Closed jhkonan closed 2 years ago

jhkonan commented 2 years ago

During training, with batch size 10, we observe the following shapes:

cRM torch.Size([10, 128, 193, 2])
noisy_real torch.Size([10, 257, 193])
noisy_imag torch.Size([10, 257, 193])

However, during validation, we see:

cRM torch.Size([1, 257, 626, 2])
noisy_real torch.Size([1, 257, 626])
noisy_imag torch.Size([1, 257, 626])

Why is dimension 1 and 2 of the cRM different during training but not during validation?

Without these, I am unable to get the enhanced waveform during training, since this calculation fails:

cRM = decompress_cIRM(cRM)

enhanced_real = cRM[..., 0] * noisy_real - cRM[..., 1] * noisy_imag
enhanced_imag = cRM[..., 1] * noisy_real + cRM[..., 0] * noisy_imag
haoxiangsnr commented 2 years ago

During the training, there is an additional drop_band function will be performed. Since the adjacent sub-band features are similar, during the training of the sub-band model, the FullSubNet will reasonably drop a half in sub-band features.
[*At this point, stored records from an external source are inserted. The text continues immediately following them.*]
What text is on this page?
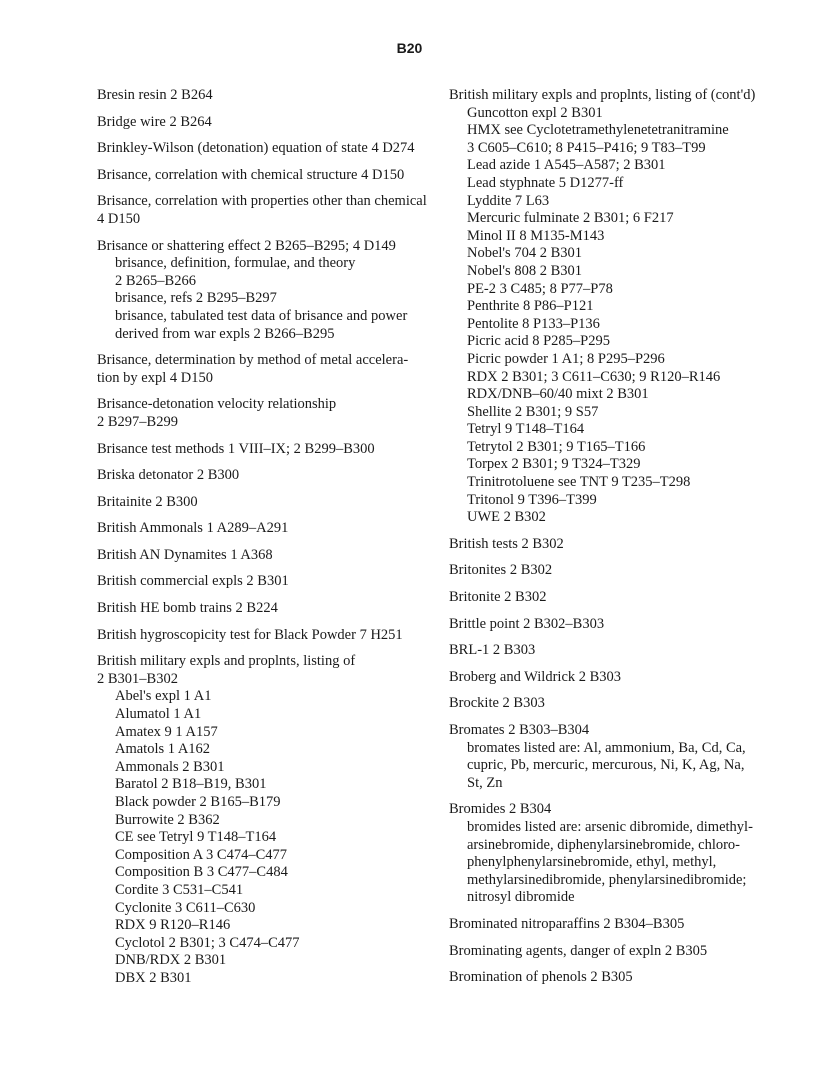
B20
Bresin resin 2 B264
Bridge wire 2 B264
Brinkley-Wilson (detonation) equation of state 4 D274
Brisance, correlation with chemical structure 4 D150
Brisance, correlation with properties other than chemical
4 D150
Brisance or shattering effect 2 B265–B295; 4 D149
brisance, definition, formulae, and theory
2 B265–B266
brisance, refs 2 B295–B297
brisance, tabulated test data of brisance and power
derived from war expls 2 B266–B295
Brisance, determination by method of metal accelera-
tion by expl 4 D150
Brisance-detonation velocity relationship
2 B297–B299
Brisance test methods 1 VIII–IX; 2 B299–B300
Briska detonator 2 B300
Britainite 2 B300
British Ammonals 1 A289–A291
British AN Dynamites 1 A368
British commercial expls 2 B301
British HE bomb trains 2 B224
British hygroscopicity test for Black Powder 7 H251
British military expls and proplnts, listing of
2 B301–B302
Abel's expl 1 A1
Alumatol 1 A1
Amatex 9 1 A157
Amatols 1 A162
Ammonals 2 B301
Baratol 2 B18–B19, B301
Black powder 2 B165–B179
Burrowite 2 B362
CE see Tetryl 9 T148–T164
Composition A 3 C474–C477
Composition B 3 C477–C484
Cordite 3 C531–C541
Cyclonite 3 C611–C630
RDX 9 R120–R146
Cyclotol 2 B301; 3 C474–C477
DNB/RDX 2 B301
DBX 2 B301
British military expls and proplnts, listing of (cont'd)
Guncotton expl 2 B301
HMX see Cyclotetramethylenetetranitramine
3 C605–C610; 8 P415–P416; 9 T83–T99
Lead azide 1 A545–A587; 2 B301
Lead styphnate 5 D1277-ff
Lyddite 7 L63
Mercuric fulminate 2 B301; 6 F217
Minol II 8 M135-M143
Nobel's 704 2 B301
Nobel's 808 2 B301
PE-2 3 C485; 8 P77–P78
Penthrite 8 P86–P121
Pentolite 8 P133–P136
Picric acid 8 P285–P295
Picric powder 1 A1; 8 P295–P296
RDX 2 B301; 3 C611–C630; 9 R120–R146
RDX/DNB–60/40 mixt 2 B301
Shellite 2 B301; 9 S57
Tetryl 9 T148–T164
Tetrytol 2 B301; 9 T165–T166
Torpex 2 B301; 9 T324–T329
Trinitrotoluene see TNT 9 T235–T298
Tritonol 9 T396–T399
UWE 2 B302
British tests 2 B302
Britonites 2 B302
Britonite 2 B302
Brittle point 2 B302–B303
BRL-1 2 B303
Broberg and Wildrick 2 B303
Brockite 2 B303
Bromates 2 B303–B304
bromates listed are: Al, ammonium, Ba, Cd, Ca,
cupric, Pb, mercuric, mercurous, Ni, K, Ag, Na,
St, Zn
Bromides 2 B304
bromides listed are: arsenic dibromide, dimethyl-
arsinebromide, diphenylarsinebromide, chloro-
phenylphenylarsinebromide, ethyl, methyl,
methylarsinedibromide, phenylarsinedibromide;
nitrosyl dibromide
Brominated nitroparaffins 2 B304–B305
Brominating agents, danger of expln 2 B305
Bromination of phenols 2 B305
It aims to speed up training without significant performance degradation. Check here for more details.

If you want to hack training, change num_groups_in_drop_band (here) to 1 is the simplest method to archive the dimension you desired.

jhkonan commented 2 years ago

Thank you for the swift response. This does the trick, but you are right about the speed -- I need to half my batch size and training takes twice as long. Could we instead use duplicates of the sub-band features during training? Or, maybe get the enhancement using a lower resolution noisy?

I will try to understand this better while training using your suggestion. I appreciate your help.